Дочери должно было быть лет пятнадцать, но выглядела она старше — широкая в кости, взгляд упрямый, горький, как у взрослой бабы. Хоть толком в темноте избы разглядеть он ее не мог, видно было, что девка выросла ладная. Не мышонком сидела в избе — хозяйкой. «Если принарядить, причесать да умыть как следует…» — подумал он и спросил:

— Как живешь, Хельга?

Пожала плечами, словно он спросил явную глупость:

— Выбуты не дают пропасть.

Опять неловкое, долгое молчание — густое, тяжкое, которое, кажется, можно было резать ножом.

— Челн у меня теперь: перевозом занимаюсь через Великую. Старый перевозчик умер, никто не хотел, а я взялась. Люди платят. Кто — монетой, кто — маслом да медом.

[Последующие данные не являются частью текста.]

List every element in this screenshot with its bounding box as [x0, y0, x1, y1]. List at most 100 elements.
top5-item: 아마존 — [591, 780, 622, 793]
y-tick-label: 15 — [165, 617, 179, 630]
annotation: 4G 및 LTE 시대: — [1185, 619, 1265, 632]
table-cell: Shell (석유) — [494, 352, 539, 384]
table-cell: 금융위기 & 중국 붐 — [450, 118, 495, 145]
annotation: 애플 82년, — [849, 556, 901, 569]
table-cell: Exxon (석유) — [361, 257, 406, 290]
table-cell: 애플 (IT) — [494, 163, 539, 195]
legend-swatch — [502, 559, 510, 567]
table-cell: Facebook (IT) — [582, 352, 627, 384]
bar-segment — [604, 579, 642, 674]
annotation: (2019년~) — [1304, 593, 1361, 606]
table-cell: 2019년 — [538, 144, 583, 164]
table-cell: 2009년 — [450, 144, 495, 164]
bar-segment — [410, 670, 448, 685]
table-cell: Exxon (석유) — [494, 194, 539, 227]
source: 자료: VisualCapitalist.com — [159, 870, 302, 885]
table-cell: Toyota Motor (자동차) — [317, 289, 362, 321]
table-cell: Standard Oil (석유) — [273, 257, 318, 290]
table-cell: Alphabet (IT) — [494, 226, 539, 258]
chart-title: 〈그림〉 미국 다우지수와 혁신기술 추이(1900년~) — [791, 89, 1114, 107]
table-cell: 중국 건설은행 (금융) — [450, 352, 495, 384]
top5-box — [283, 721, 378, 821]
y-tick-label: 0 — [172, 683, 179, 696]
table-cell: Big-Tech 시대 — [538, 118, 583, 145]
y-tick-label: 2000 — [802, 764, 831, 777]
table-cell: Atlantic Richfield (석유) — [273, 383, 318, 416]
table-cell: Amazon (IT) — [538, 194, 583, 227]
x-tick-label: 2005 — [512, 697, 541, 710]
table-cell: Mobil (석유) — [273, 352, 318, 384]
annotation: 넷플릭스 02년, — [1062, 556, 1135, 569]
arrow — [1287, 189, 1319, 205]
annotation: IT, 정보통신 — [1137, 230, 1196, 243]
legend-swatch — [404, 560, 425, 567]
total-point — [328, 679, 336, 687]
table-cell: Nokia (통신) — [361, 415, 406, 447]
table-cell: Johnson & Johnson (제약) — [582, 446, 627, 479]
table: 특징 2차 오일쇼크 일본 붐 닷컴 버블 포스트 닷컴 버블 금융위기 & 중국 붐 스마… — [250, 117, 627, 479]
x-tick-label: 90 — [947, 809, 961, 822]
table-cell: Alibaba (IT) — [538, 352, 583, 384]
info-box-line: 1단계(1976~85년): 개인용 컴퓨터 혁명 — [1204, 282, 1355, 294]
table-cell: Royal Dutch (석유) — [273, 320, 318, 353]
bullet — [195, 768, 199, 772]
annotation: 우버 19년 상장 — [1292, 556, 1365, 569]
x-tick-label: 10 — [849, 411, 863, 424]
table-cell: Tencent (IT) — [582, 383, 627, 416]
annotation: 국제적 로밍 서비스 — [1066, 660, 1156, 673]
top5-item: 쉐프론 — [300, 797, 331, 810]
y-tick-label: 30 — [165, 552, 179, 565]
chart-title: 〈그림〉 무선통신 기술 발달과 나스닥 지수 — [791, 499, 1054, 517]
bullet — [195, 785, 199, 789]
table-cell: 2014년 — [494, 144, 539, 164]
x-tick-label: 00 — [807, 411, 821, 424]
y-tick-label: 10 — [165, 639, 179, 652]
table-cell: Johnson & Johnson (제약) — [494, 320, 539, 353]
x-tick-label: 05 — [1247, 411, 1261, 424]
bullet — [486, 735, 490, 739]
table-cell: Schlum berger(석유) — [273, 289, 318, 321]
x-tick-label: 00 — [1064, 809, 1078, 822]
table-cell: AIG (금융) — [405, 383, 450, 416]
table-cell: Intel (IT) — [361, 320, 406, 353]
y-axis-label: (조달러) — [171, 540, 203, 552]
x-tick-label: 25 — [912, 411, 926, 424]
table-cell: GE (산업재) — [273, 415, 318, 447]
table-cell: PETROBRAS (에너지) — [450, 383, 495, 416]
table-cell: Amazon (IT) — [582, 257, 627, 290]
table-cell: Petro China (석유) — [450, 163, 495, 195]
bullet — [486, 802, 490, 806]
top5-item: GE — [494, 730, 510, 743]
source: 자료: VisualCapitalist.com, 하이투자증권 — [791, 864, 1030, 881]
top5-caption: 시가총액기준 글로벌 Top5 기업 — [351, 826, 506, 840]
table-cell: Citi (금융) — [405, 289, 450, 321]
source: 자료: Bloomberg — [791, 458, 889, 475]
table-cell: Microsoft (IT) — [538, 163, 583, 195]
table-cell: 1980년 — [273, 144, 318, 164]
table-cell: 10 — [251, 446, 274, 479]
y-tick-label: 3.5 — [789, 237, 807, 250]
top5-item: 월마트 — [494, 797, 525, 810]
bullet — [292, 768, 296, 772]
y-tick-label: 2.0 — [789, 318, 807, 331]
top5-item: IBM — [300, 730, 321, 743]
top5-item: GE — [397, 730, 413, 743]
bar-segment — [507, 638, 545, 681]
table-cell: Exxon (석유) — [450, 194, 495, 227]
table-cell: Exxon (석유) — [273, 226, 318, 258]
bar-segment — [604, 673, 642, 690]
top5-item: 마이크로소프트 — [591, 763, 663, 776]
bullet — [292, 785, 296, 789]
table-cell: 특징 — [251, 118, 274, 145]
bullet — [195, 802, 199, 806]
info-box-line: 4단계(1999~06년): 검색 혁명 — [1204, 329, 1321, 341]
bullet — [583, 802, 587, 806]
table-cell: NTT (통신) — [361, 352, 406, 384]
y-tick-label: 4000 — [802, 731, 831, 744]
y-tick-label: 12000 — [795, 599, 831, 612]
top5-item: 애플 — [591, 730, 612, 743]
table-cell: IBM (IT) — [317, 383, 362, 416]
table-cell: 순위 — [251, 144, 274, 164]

Феодор посмотрел на дочь с изумлением. Отложил ложку:

— Сыт я. Вкусна твоя каша.

Она спросила, не поднимая глаз от еды:

— Глаза кто лишил?

— На службе потерял… Мать как убило, когда? — выдавил он самые трудные слова, которые рано или поздно все равно нужно было произнести.

— В прошлом мае. Волхвы сказали, Перуну она нужна стала… Он ее и забрал, — бросила вдруг девчонка с неожиданной, но явной издевкой непонятно над кем.

— Что это твои этникосы мелют?..

Она слышала это слово раньше. Так те, кто вернулся из Царьграда, иногда называли волхвов, да и остальных в Вы-бутах. Выплевывали это слово презрительно.

Подняла на отца глаза и по-настоящему испугала его тем, как моментально изменилось ее лицо — стало заостренным, неподвижным, очень взрослым, пугающим своей мгновенной переменой, заметной даже в полумраке.